4. Degenerações na vivência da companhia

 

Como todas as coisas humanas, a companhia que é sinal do mistério e lugar da presença de Cristo também pode ser vivida de um modo redutivo. Quando isso acontece, é sempre o nosso critério humano que prevalece sobre a novidade introduzida por Cristo nas relações entre os homens. Assim, quero citar esquematicamente três momentos desse risco de redução.

Uma primeira degeneração possível é sentir a companhia, a amizade em Cristo, como expressão de um dever. Seria um pouco como dizer: “Já que estamos juntos, já que Alguém nos pôs uns com os outros, então temos o dever de viver a nossa vida como expressão comum”. A raiz dessa degeneração é a desconhecimento da verdadeira natureza da caridade, acontecimento da gratuidade do amor de Cristo por nós e da resposta a esse amor. Em razão dessa insuficiência, uma amizade reduzida de forma moralista a dever tem história curta e acaba quase sempre em violência: a companhia cristã não é gerada por si mesma, não nasce (apenas) como fruto de um esforço ascético meu, mas é um dom, é uma graça em sua origem e vive como memória dessa graça.

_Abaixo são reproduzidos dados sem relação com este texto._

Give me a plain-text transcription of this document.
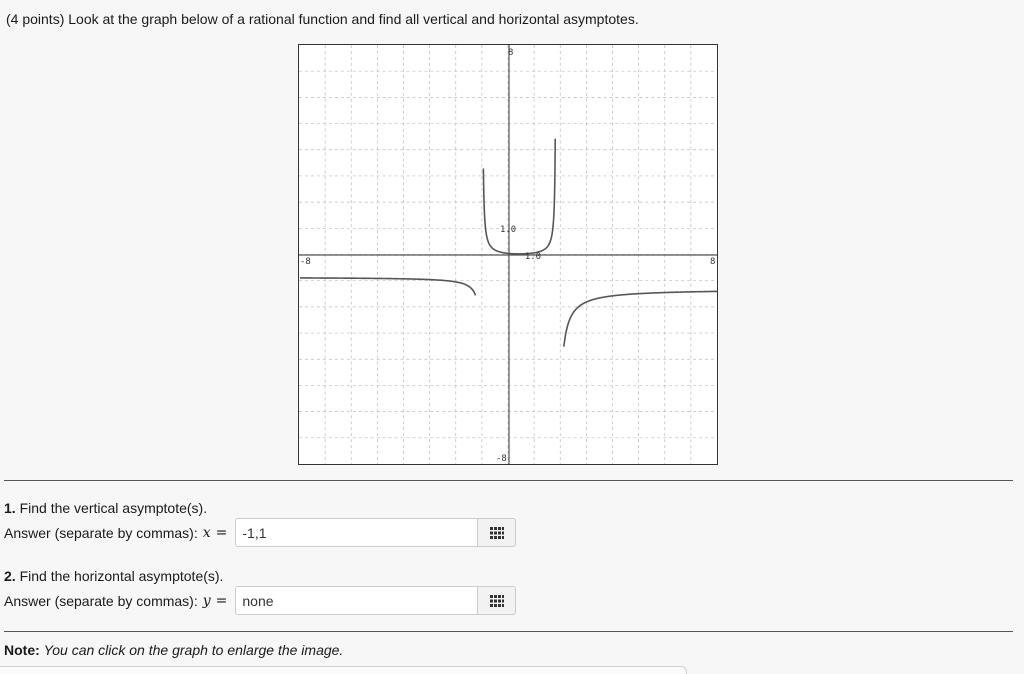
(4 points) Look at the graph below of a rational function and find all vertical and horizontal asymptotes.
8
-8
-8	8
1.0
1.0
1. Find the vertical asymptote(s).
Answer (separate by commas): x =
-1,1
2. Find the horizontal asymptote(s).
Answer (separate by commas): y =
none
Note: You can click on the graph to enlarge the image.
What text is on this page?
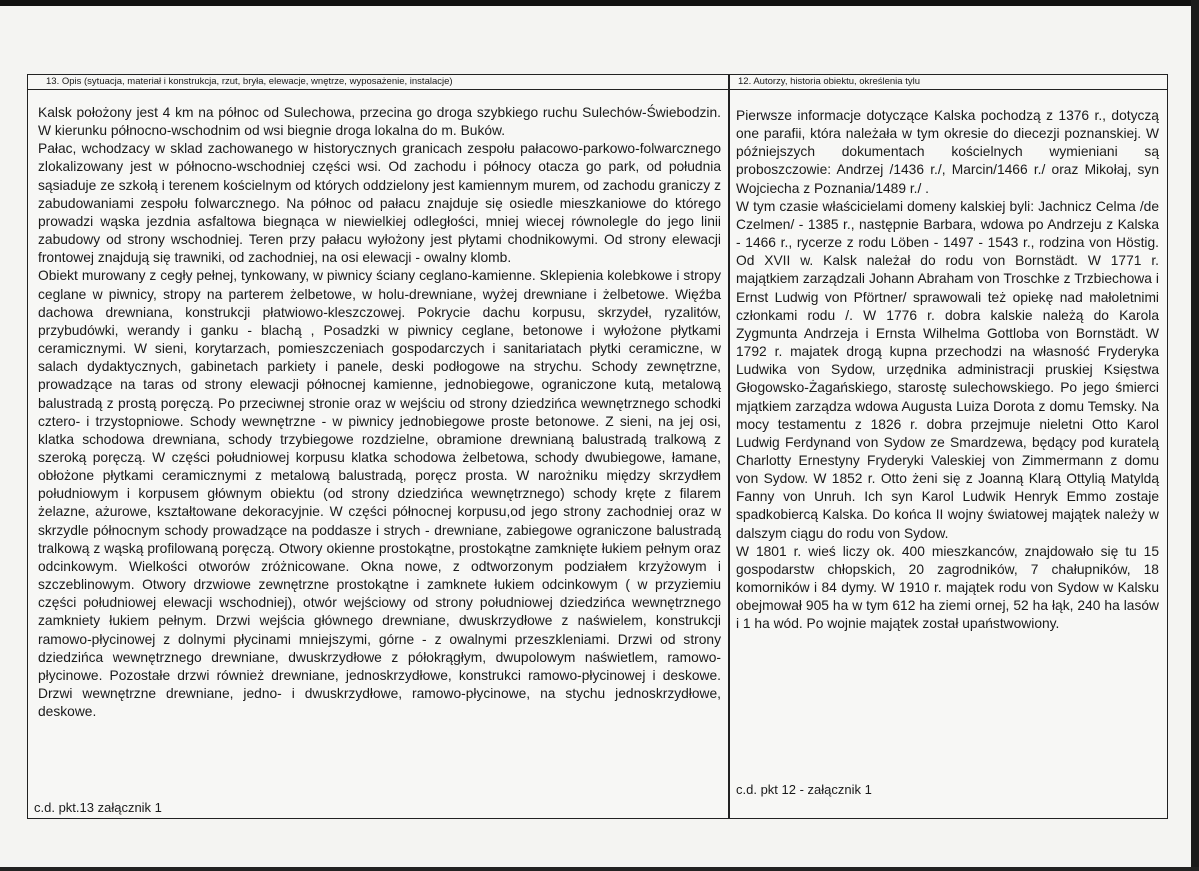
13. Opis (sytuacja, materiał i konstrukcja, rzut, bryła, elewacje, wnętrze, wyposażenie, instalacje)
Kalsk położony jest 4 km na północ od Sulechowa, przecina go droga szybkiego ruchu Sulechów-Świebodzin. W kierunku północno-wschodnim od wsi biegnie droga lokalna do m. Buków.
Pałac, wchodzacy w sklad zachowanego w historycznych granicach zespołu pałacowo-parkowo-folwarcznego zlokalizowany jest w północno-wschodniej części wsi. Od zachodu i północy otacza go park, od południa sąsiaduje ze szkołą i terenem kościelnym od których oddzielony jest kamiennym murem, od zachodu graniczy z zabudowaniami zespołu folwarcznego. Na północ od pałacu znajduje się osiedle mieszkaniowe do którego prowadzi wąska jezdnia asfaltowa biegnąca w niewielkiej odległości, mniej wiecej równolegle do jego linii zabudowy od strony wschodniej. Teren przy pałacu wyłożony jest płytami chodnikowymi. Od strony elewacji frontowej znajdują się trawniki, od zachodniej, na osi elewacji - owalny klomb.
Obiekt murowany z cegły pełnej, tynkowany, w piwnicy ściany ceglano-kamienne. Sklepienia kolebkowe i stropy ceglane w piwnicy, stropy na parterem żelbetowe, w holu-drewniane, wyżej drewniane i żelbetowe. Więźba dachowa drewniana, konstrukcji płatwiowo-kleszczowej. Pokrycie dachu korpusu, skrzydeł, ryzalitów, przybudówki, werandy i ganku - blachą , Posadzki w piwnicy ceglane, betonowe i wyłożone płytkami ceramicznymi. W sieni, korytarzach, pomieszczeniach gospodarczych i sanitariatach płytki ceramiczne, w salach dydaktycznych, gabinetach parkiety i panele, deski podłogowe na strychu. Schody zewnętrzne, prowadzące na taras od strony elewacji północnej kamienne, jednobiegowe, ograniczone kutą, metalową balustradą z prostą poręczą. Po przeciwnej stronie oraz w wejściu od strony dziedzińca wewnętrznego schodki cztero- i trzystopniowe. Schody wewnętrzne - w piwnicy jednobiegowe proste betonowe. Z sieni, na jej osi, klatka schodowa drewniana, schody trzybiegowe rozdzielne, obramione drewnianą balustradą tralkową z szeroką poręczą. W części południowej korpusu klatka schodowa żelbetowa, schody dwubiegowe, łamane, obłożone płytkami ceramicznymi z metalową balustradą, poręcz prosta. W narożniku między skrzydłem południowym i korpusem głównym obiektu (od strony dziedzińca wewnętrznego) schody kręte z filarem żelazne, ażurowe, kształtowane dekoracyjnie. W części północnej korpusu,od jego strony zachodniej oraz w skrzydle północnym schody prowadzące na poddasze i strych - drewniane, zabiegowe ograniczone balustradą tralkową z wąską profilowaną poręczą. Otwory okienne prostokątne, prostokątne zamknięte łukiem pełnym oraz odcinkowym. Wielkości otworów zróżnicowane. Okna nowe, z odtworzonym podziałem krzyżowym i szczeblinowym. Otwory drzwiowe zewnętrzne prostokątne i zamknete łukiem odcinkowym ( w przyziemiu części południowej elewacji wschodniej), otwór wejściowy od strony południowej dziedzińca wewnętrznego zamkniety łukiem pełnym. Drzwi wejścia głównego drewniane, dwuskrzydłowe z naświelem, konstrukcji ramowo-płycinowej z dolnymi płycinami mniejszymi, górne - z owalnymi przeszkleniami. Drzwi od strony dziedzińca wewnętrznego drewniane, dwuskrzydłowe z półokrągłym, dwupolowym naświetlem, ramowo-płycinowe. Pozostałe drzwi również drewniane, jednoskrzydłowe, konstrukci ramowo-płycinowej i deskowe. Drzwi wewnętrzne drewniane, jedno- i dwuskrzydłowe, ramowo-płycinowe, na stychu jednoskrzydłowe, deskowe.
c.d. pkt.13 załącznik 1
12. Autorzy, historia obiektu, określenia tylu
Pierwsze informacje dotyczące Kalska pochodzą z 1376 r., dotyczą one parafii, która należała w tym okresie do diecezji poznanskiej. W późniejszych dokumentach kościelnych wymieniani są proboszczowie: Andrzej /1436 r./, Marcin/1466 r./ oraz Mikołaj, syn Wojciecha z Poznania/1489 r./ .
W tym czasie właścicielami domeny kalskiej byli: Jachnicz Celma /de Czelmen/ - 1385 r., następnie Barbara, wdowa po Andrzeju z Kalska - 1466 r., rycerze z rodu Löben - 1497 - 1543 r., rodzina von Höstig. Od XVII w. Kalsk należał do rodu von Bornstädt. W 1771 r. majątkiem zarządzali Johann Abraham von Troschke z Trzbiechowa i Ernst Ludwig von Pförtner/ sprawowali też opiekę nad małoletnimi członkami rodu /. W 1776 r. dobra kalskie należą do Karola Zygmunta Andrzeja i Ernsta Wilhelma Gottloba von Bornstädt. W 1792 r. majatek drogą kupna przechodzi na własność Fryderyka Ludwika von Sydow, urzędnika administracji pruskiej Księstwa Głogowsko-Żagańskiego, starostę sulechowskiego. Po jego śmierci mjątkiem zarządza wdowa Augusta Luiza Dorota z domu Temsky. Na mocy testamentu z 1826 r. dobra przejmuje nieletni Otto Karol Ludwig Ferdynand von Sydow ze Smardzewa, będący pod kuratelą Charlotty Ernestyny Fryderyki Valeskiej von Zimmermann z domu von Sydow. W 1852 r. Otto żeni się z Joanną Klarą Ottylią Matyldą Fanny von Unruh. Ich syn Karol Ludwik Henryk Emmo zostaje spadkobiercą Kalska. Do końca II wojny światowej majątek należy w dalszym ciągu do rodu von Sydow.
W 1801 r. wieś liczy ok. 400 mieszkanców, znajdowało się tu 15 gospodarstw chłopskich, 20 zagrodników, 7 chałupników, 18 komorników i 84 dymy. W 1910 r. majątek rodu von Sydow w Kalsku obejmował 905 ha w tym 612 ha ziemi ornej, 52 ha łąk, 240 ha lasów i 1 ha wód. Po wojnie majątek został upaństwowiony.
c.d. pkt 12 - załącznik 1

Uma segunda expressão degenerada da companhia em Cristo é a comunidade concebida e vivida como uma estratégia: “A união faz a força”, como diz um provérbio. A companhia, assim, é vista como estratégia para compreender melhor, para intervir melhor numa situação, para agir com maior eficácia (até mesmo na missão). Essa pode ser uma tentação sutil e perigosa justamente porque se apoia em sentimentos de generosidade e compromisso que facilmente se apresentam como aspectos do amor da pessoa a Cristo. A “doença” dessa posição está, mais uma vez, no fato de depositar toda a sua confiança na própria pessoa e em seu fazer.

Uma terceira degeneração é, enfim, conceber a amizade ou a companhia como um abrigo: como um lugar cômodo, uma fuga do mundo. O erro, aqui, está em considerar a companhia como uma coisa bonita, que nos faz felizes, sim, mas em sentido naturalista, distraindo-nos da missão que Cristo nela e com ela nos confia. Uma companhia concebida dessa forma transforma-se no lugar em que ocorre uma soma de solidões, em que, a longo prazo, podemos buscar no outro apenas a condescendência ao que “sentimos”, ao que “nos agrada”. O significado de uma verdadeira fraternidade cristã, ao contrário, é que Deus não deixa o homem só na provação da existência. Isto seria diabólico: a solidão. Na companhia, o drama é possível, pois é vencida a tragédia do homem sozinho diante do mal: a tragédia é vencida porque Alguém a venceu por nós. Cristo não chamou os Doze apenas para que estivessem com Ele, mas “para enviá-los” (Mc 3,14) a anunciar essa Sua vitória.